At the heart of corporate governance are fundamental doctrines that limit court scrutiny of fiduciary and stockholder decisions: the business judgment rule limits scrutiny of informed director decisions and, as with Corwin cleansing, informed voting by “disinterested” shareholders is accorded substantial deference. Only when, for example, the motivations of a director or controlling shareholder are sufficiently suspect would either the “entire fairness” or “enhanced scrutiny” standards of review apply. How to assess such motivations, however, is underdeveloped in the case law.
This Article addresses this task in three areas, relying partly on a methodology for assessing a person’s overall economic motivation flowing from the person’s financial stakes in or directly relating to the corporation. The methodology, from the analytical framework for “decoupling” (e.g., “empty voting”) introduced in 2006 deconstructs the person’s “overall economic interest” in a company’s shares (“host shares”) from such stakes by considering the net effect of the person’s: (a) host shares; (b) “coupled assets;” and (c) “related non-host assets.” A shareholder such as one the framework refers to as an “empty voter with a negative overall economic interest” in host has incentives that are opposite to an “empty voter with a positive overall economic interest” in host shares, and both have incentives different from an “empty voter with a zero overall economic interest” in host shares.
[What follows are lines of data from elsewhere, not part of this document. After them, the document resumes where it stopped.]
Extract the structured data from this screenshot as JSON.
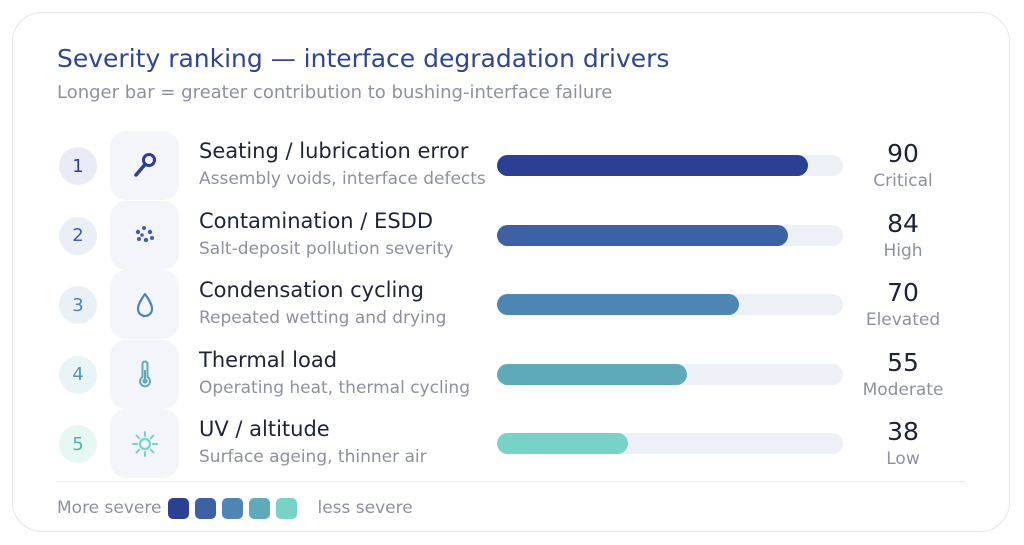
{
  "header": {
    "title": "Severity ranking — interface degradation drivers",
    "subtitle": "Longer bar = greater contribution to bushing-interface failure"
  },
  "chart_data": {
    "type": "bar",
    "orientation": "horizontal",
    "xlim": [
      0,
      100
    ],
    "categories": [
      "Seating / lubrication error",
      "Contamination / ESDD",
      "Condensation cycling",
      "Thermal load",
      "UV / altitude"
    ],
    "values": [
      90,
      84,
      70,
      55,
      38
    ],
    "rows": [
      {
        "rank": "1",
        "label": "Seating / lubrication error",
        "description": "Assembly voids, interface defects",
        "value": 90,
        "value_label": "90",
        "severity": "Critical",
        "color": "#2b3f94",
        "icon": "wrench-icon",
        "badge_bg": "#e9ecf6",
        "badge_color": "#2b3f94"
      },
      {
        "rank": "2",
        "label": "Contamination / ESDD",
        "description": "Salt-deposit pollution severity",
        "value": 84,
        "value_label": "84",
        "severity": "High",
        "color": "#3e61a6",
        "icon": "particles-icon",
        "badge_bg": "#eaeef7",
        "badge_color": "#3e61a6"
      },
      {
        "rank": "3",
        "label": "Condensation cycling",
        "description": "Repeated wetting and drying",
        "value": 70,
        "value_label": "70",
        "severity": "Elevated",
        "color": "#4d86b3",
        "icon": "droplet-icon",
        "badge_bg": "#e9f1f7",
        "badge_color": "#4d86b3"
      },
      {
        "rank": "4",
        "label": "Thermal load",
        "description": "Operating heat, thermal cycling",
        "value": 55,
        "value_label": "55",
        "severity": "Moderate",
        "color": "#5eaab8",
        "icon": "thermometer-icon",
        "badge_bg": "#e8f4f5",
        "badge_color": "#4f9aa8"
      },
      {
        "rank": "5",
        "label": "UV / altitude",
        "description": "Surface ageing, thinner air",
        "value": 38,
        "value_label": "38",
        "severity": "Low",
        "color": "#77d3c6",
        "icon": "sun-icon",
        "badge_bg": "#e7f7f4",
        "badge_color": "#4fb5a7"
      }
    ]
  },
  "legend": {
    "more_label": "More severe",
    "less_label": "less severe",
    "colors": [
      "#2b3f94",
      "#3e61a6",
      "#4d86b3",
      "#5eaab8",
      "#77d3c6"
    ]
  }
}
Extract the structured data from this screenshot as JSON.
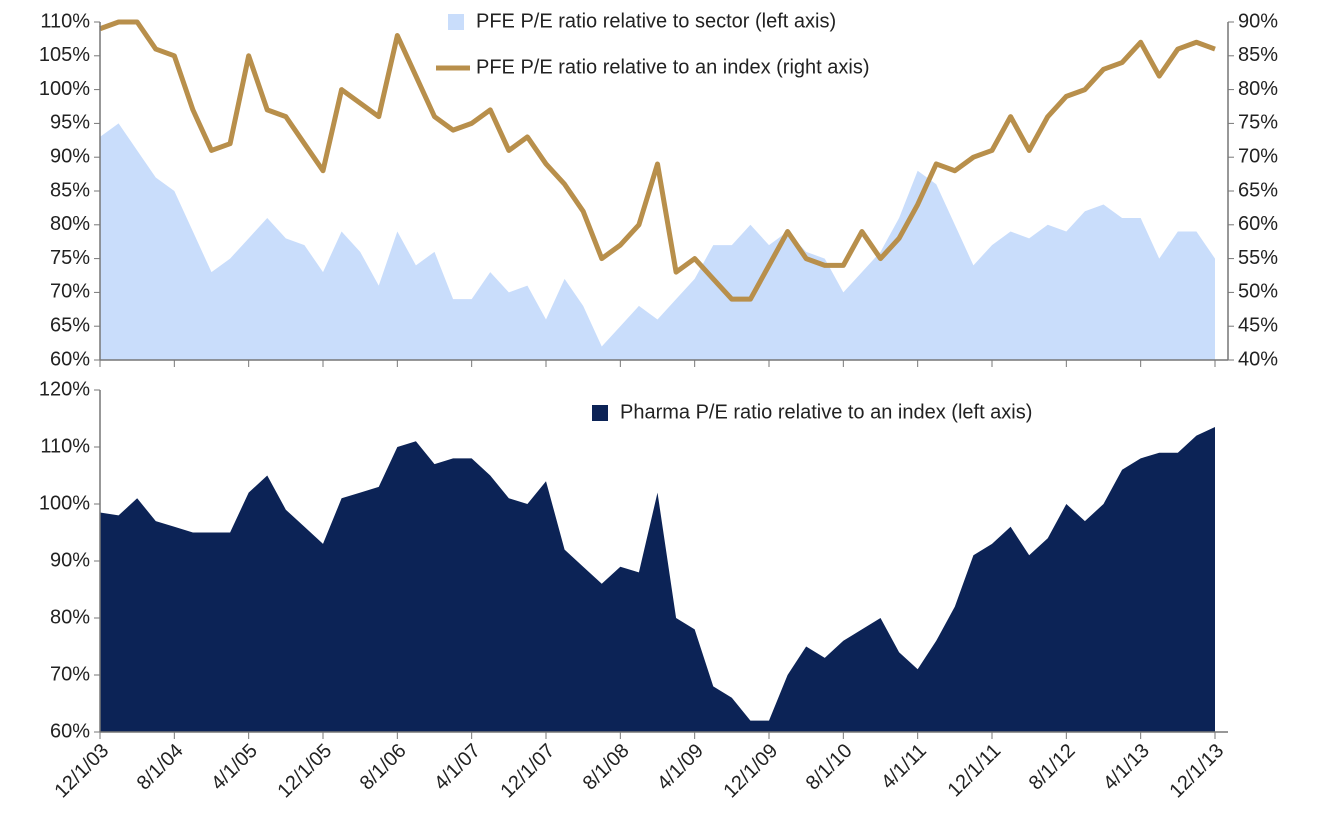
{
  "chart_data": [
    {
      "type": "area",
      "series": [
        {
          "name": "PFE P/E ratio relative to sector (left axis)",
          "type": "area",
          "color": "#c9ddfb",
          "values": [
            93,
            95,
            91,
            87,
            85,
            79,
            73,
            75,
            78,
            81,
            78,
            77,
            73,
            79,
            76,
            71,
            79,
            74,
            76,
            69,
            69,
            73,
            70,
            71,
            66,
            72,
            68,
            62,
            65,
            68,
            66,
            69,
            72,
            77,
            77,
            80,
            77,
            79,
            76,
            75,
            70,
            73,
            76,
            81,
            88,
            86,
            80,
            74,
            77,
            79,
            78,
            80,
            79,
            82,
            83,
            81,
            81,
            75,
            79,
            79,
            75
          ]
        },
        {
          "name": "PFE P/E ratio relative to an index (right axis)",
          "type": "line",
          "axis": "y2",
          "color": "#b88f4b",
          "values": [
            89,
            90,
            90,
            86,
            85,
            77,
            71,
            72,
            85,
            77,
            76,
            72,
            68,
            80,
            78,
            76,
            88,
            82,
            76,
            74,
            75,
            77,
            71,
            73,
            69,
            66,
            62,
            55,
            57,
            60,
            69,
            53,
            55,
            52,
            49,
            49,
            54,
            59,
            55,
            54,
            54,
            59,
            55,
            58,
            63,
            69,
            68,
            70,
            71,
            76,
            71,
            76,
            79,
            80,
            83,
            84,
            87,
            82,
            86,
            87,
            86
          ]
        }
      ],
      "ylim": [
        60,
        110
      ],
      "yticks": [
        {
          "value": 60,
          "label": "60%"
        },
        {
          "value": 65,
          "label": "65%"
        },
        {
          "value": 70,
          "label": "70%"
        },
        {
          "value": 75,
          "label": "75%"
        },
        {
          "value": 80,
          "label": "80%"
        },
        {
          "value": 85,
          "label": "85%"
        },
        {
          "value": 90,
          "label": "90%"
        },
        {
          "value": 95,
          "label": "95%"
        },
        {
          "value": 100,
          "label": "100%"
        },
        {
          "value": 105,
          "label": "105%"
        },
        {
          "value": 110,
          "label": "110%"
        }
      ],
      "y2lim": [
        40,
        90
      ],
      "y2ticks": [
        {
          "value": 40,
          "label": "40%"
        },
        {
          "value": 45,
          "label": "45%"
        },
        {
          "value": 50,
          "label": "50%"
        },
        {
          "value": 55,
          "label": "55%"
        },
        {
          "value": 60,
          "label": "60%"
        },
        {
          "value": 65,
          "label": "65%"
        },
        {
          "value": 70,
          "label": "70%"
        },
        {
          "value": 75,
          "label": "75%"
        },
        {
          "value": 80,
          "label": "80%"
        },
        {
          "value": 85,
          "label": "85%"
        },
        {
          "value": 90,
          "label": "90%"
        }
      ]
    },
    {
      "type": "area",
      "categories": [
        "12/1/03",
        null,
        null,
        null,
        "8/1/04",
        null,
        null,
        null,
        "4/1/05",
        null,
        null,
        null,
        "12/1/05",
        null,
        null,
        null,
        "8/1/06",
        null,
        null,
        null,
        "4/1/07",
        null,
        null,
        null,
        "12/1/07",
        null,
        null,
        null,
        "8/1/08",
        null,
        null,
        null,
        "4/1/09",
        null,
        null,
        null,
        "12/1/09",
        null,
        null,
        null,
        "8/1/10",
        null,
        null,
        null,
        "4/1/11",
        null,
        null,
        null,
        "12/1/11",
        null,
        null,
        null,
        "8/1/12",
        null,
        null,
        null,
        "4/1/13",
        null,
        null,
        null,
        "12/1/13"
      ],
      "series": [
        {
          "name": "Pharma P/E ratio relative to an index (left axis)",
          "type": "area",
          "color": "#0c2356",
          "values": [
            98.5,
            98,
            101,
            97,
            96,
            95,
            95,
            95,
            102,
            105,
            99,
            96,
            93,
            101,
            102,
            103,
            110,
            111,
            107,
            108,
            108,
            105,
            101,
            100,
            104,
            92,
            89,
            86,
            89,
            88,
            102,
            80,
            78,
            68,
            66,
            62,
            62,
            70,
            75,
            73,
            76,
            78,
            80,
            74,
            71,
            76,
            82,
            91,
            93,
            96,
            91,
            94,
            100,
            97,
            100,
            106,
            108,
            109,
            109,
            112,
            113.5
          ]
        }
      ],
      "ylim": [
        60,
        120
      ],
      "yticks": [
        {
          "value": 60,
          "label": "60%"
        },
        {
          "value": 70,
          "label": "70%"
        },
        {
          "value": 80,
          "label": "80%"
        },
        {
          "value": 90,
          "label": "90%"
        },
        {
          "value": 100,
          "label": "100%"
        },
        {
          "value": 110,
          "label": "110%"
        },
        {
          "value": 120,
          "label": "120%"
        }
      ]
    }
  ]
}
Re-Calibration of Standards of Court Deference to Fiduciary Decisions
First, the Article offers a re-calibration of standards of judicial review of fiduciary decisions when a fiduciary has financial stakes on both sides of the challenged transaction. Dubious outcomes flow from the traditional approach to choosing from the triad of the business judgment rule, enhanced scrutiny, and entire fairness.